Overview¶

Xonai helps data-driven organizations to drastically reduce costs of petabyte-scale Apache Spark pipelines without requiring changes to code, infrastructure or platform.

Xonai meets the high demand of reducing ballooning data infrastructure expenses with new technology that is both effective and non-disruptive to established environments and workflows. This is achieved by ensuring full API compatibility with Apache Spark and delivering massive data processing acceleration on commodity hardware available in public and private cloud environments, such as Intel, AMD and ARM processors.

Xonai Accelerator¶

The core solution responsible for reducing resource-intensive Spark application costs is the Xonai Accelerator, a plugin for Apache Spark 3 that can be trivially activated via Spark properties.

Activating the Xonai Accelerator in any Spark application is easy enough to be entirely exemplified in the following code snippet:

spark-submit \
  --class org.apache.spark.examples.SparkPi \
  --jars <scheme>://<path>/xonai-spark-plugin-<package>-<runtime>-<release>-<channel>-<platform>-<arch>.jar \
  --conf spark.plugins=com.xonai.spark.SQLPlugin \
  $SPARK_HOME/examples/jars/spark-examples.jar 1000

The Xonai Accelerator JAR, plugin class and memory configuration are set up in the job submission. The process is the same regardless of the Spark runtime (open-source, Databricks, EMR and others).

The Xonai Accelerator will prefix supported query physical plan nodes with Xon, which will be accelerated as a result. As a simple example with TPC-H Q6:

== Physical Plan ==
AdaptiveSparkPlan (27)
+- == Final Plan ==
   ColumnarToRow (18)
   +- * XonHashAggregate (15)
      +- XonCoalesceBatches (13)
         +- ShuffleQueryStage (11)
            +- XonExchange (10)
               +- XonCoalesceBatches (9)
                  +- * XonHashAggregate (6)
                     +- * XonProject (5)
                        +- * XonFilter (4)
                           +- XonParquetScan (2)
                              +- Scan parquet (1)

Reduced Spark Costs¶

Xonai establishes a new benchmark in performing petabyte-scale ETL with a new technology that taps into the full potential the hardware.

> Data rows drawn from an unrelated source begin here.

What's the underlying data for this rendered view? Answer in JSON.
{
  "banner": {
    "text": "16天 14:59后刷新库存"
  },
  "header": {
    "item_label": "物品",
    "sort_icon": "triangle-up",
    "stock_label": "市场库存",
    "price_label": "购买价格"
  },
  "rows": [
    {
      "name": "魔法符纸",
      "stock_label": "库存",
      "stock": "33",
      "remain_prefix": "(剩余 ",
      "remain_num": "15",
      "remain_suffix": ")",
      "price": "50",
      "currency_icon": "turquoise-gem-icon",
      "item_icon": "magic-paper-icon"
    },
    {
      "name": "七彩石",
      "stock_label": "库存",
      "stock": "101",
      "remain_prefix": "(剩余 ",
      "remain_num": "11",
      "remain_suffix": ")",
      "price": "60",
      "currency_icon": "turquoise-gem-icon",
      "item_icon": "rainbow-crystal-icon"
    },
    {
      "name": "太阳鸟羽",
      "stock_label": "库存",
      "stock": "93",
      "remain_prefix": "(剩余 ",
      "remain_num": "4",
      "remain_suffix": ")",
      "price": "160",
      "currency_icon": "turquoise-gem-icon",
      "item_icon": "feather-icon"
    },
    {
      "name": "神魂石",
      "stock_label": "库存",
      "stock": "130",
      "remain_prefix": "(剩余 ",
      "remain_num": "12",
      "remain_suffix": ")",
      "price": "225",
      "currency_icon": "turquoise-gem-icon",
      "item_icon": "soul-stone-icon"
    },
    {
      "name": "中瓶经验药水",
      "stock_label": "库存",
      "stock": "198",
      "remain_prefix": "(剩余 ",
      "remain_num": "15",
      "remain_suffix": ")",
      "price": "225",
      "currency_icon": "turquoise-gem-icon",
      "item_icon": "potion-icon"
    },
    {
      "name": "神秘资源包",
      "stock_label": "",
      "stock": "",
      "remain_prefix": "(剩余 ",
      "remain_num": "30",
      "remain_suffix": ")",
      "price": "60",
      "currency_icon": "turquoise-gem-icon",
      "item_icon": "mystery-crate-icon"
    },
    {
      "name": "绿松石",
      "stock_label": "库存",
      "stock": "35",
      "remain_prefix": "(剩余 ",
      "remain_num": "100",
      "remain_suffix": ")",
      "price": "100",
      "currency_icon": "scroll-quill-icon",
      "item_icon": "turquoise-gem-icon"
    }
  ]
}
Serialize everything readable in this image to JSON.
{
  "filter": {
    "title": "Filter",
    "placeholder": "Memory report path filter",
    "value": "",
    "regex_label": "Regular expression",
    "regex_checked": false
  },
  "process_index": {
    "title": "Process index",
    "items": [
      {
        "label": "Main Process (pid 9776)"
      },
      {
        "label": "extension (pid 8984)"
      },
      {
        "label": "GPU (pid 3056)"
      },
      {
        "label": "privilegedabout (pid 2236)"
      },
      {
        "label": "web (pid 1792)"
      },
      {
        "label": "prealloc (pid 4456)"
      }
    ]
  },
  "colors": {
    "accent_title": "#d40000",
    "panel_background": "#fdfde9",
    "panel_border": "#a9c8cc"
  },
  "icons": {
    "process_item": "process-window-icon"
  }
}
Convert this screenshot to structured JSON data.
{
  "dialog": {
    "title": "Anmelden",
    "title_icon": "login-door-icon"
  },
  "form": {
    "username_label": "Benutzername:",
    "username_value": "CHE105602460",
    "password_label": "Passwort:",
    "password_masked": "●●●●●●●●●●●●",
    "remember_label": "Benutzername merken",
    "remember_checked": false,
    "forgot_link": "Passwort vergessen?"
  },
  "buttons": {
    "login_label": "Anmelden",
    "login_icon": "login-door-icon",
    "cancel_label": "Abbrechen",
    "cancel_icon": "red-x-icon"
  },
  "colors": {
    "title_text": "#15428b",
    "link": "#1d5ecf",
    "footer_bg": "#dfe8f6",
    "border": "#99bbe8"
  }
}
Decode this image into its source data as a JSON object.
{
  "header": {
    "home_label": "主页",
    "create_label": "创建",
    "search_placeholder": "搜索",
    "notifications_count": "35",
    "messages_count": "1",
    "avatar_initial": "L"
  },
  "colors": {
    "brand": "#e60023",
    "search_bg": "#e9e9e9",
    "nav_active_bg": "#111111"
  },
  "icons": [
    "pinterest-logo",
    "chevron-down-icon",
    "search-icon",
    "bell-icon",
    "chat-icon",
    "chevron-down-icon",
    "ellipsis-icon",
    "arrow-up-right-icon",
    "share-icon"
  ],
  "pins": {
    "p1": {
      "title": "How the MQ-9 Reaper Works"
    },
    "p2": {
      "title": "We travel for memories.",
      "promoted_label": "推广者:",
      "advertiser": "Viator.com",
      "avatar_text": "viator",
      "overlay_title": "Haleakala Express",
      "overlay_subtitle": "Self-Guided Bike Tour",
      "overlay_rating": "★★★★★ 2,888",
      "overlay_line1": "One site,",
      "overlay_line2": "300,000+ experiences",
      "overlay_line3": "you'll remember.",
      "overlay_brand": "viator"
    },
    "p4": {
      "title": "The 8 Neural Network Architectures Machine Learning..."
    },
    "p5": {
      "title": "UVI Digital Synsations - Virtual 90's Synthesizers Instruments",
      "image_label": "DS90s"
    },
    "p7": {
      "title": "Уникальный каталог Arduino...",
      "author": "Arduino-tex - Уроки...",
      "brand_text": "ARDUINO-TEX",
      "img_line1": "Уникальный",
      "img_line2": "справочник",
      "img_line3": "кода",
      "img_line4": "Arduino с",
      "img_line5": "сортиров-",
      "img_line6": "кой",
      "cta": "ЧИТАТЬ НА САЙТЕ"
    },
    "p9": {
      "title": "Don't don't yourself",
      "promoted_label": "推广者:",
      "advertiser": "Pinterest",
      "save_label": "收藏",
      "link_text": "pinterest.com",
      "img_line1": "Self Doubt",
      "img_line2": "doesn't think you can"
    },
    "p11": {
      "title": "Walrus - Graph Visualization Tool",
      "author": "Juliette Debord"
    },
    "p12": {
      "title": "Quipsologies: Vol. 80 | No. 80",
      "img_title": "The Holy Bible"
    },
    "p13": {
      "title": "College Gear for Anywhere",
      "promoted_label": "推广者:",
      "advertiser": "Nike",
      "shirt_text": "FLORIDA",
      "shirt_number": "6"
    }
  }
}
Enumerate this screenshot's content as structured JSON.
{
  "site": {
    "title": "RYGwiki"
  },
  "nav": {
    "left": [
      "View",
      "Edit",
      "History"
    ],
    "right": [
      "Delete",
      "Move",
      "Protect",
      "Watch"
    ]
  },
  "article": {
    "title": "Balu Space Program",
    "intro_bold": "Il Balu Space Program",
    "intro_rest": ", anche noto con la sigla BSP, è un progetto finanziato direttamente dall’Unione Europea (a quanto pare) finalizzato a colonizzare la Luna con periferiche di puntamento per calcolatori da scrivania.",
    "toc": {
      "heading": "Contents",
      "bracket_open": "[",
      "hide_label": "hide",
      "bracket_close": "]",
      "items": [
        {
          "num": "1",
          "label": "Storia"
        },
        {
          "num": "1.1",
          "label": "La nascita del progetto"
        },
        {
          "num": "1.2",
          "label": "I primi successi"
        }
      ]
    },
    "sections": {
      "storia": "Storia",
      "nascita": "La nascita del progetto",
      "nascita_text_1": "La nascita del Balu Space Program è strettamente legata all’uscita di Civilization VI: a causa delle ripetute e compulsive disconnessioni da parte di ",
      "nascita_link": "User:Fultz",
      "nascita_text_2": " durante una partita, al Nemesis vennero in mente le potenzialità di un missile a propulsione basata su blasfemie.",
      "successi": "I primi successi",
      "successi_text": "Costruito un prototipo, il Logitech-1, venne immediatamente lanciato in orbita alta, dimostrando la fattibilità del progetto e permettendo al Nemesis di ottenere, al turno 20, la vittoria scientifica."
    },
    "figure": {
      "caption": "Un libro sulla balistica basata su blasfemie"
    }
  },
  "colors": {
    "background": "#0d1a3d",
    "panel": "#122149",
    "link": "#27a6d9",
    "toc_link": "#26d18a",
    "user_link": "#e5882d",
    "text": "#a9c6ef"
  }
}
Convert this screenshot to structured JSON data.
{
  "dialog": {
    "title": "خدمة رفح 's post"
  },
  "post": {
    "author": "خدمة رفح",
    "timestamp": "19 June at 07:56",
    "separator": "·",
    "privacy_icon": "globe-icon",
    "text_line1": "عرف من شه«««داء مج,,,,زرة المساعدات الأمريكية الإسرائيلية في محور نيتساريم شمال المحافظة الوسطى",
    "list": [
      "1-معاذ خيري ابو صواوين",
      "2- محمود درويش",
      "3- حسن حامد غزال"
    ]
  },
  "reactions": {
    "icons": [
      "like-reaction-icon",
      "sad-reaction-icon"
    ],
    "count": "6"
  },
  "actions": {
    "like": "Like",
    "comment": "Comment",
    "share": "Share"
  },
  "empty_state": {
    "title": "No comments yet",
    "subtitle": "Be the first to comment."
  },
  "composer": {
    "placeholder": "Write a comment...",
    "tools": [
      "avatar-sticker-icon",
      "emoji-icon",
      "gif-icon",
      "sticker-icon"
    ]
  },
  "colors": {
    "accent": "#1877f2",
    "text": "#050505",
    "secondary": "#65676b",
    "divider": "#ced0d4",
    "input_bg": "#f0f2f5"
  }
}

It does not employ the common legacy approach of having a runtime with faster implementations of individual plan steps, but a full blown new type of compiler and unified DSL designed from the ground up to eliminate the many layers of indirection inherently present in data analytics as it efficiently combines steps in a minimal set of optimized kernels to accelerate throughput to the fullest.

This primary features behind reducing costs of petabyte-scale ETL up to 80% are summarized below.

Query Plan Fusion¶

Query plans (e.g. Filters, Aggregates, Joins) are represented in a canonical loop format with our internal DSL to facilitate fusing them into a minimal set of optimized kernels. This eliminates inherent inefficiencies present when running multiple individual operations in sequence, which may move data across different steps and cannot be co-optimized altogether.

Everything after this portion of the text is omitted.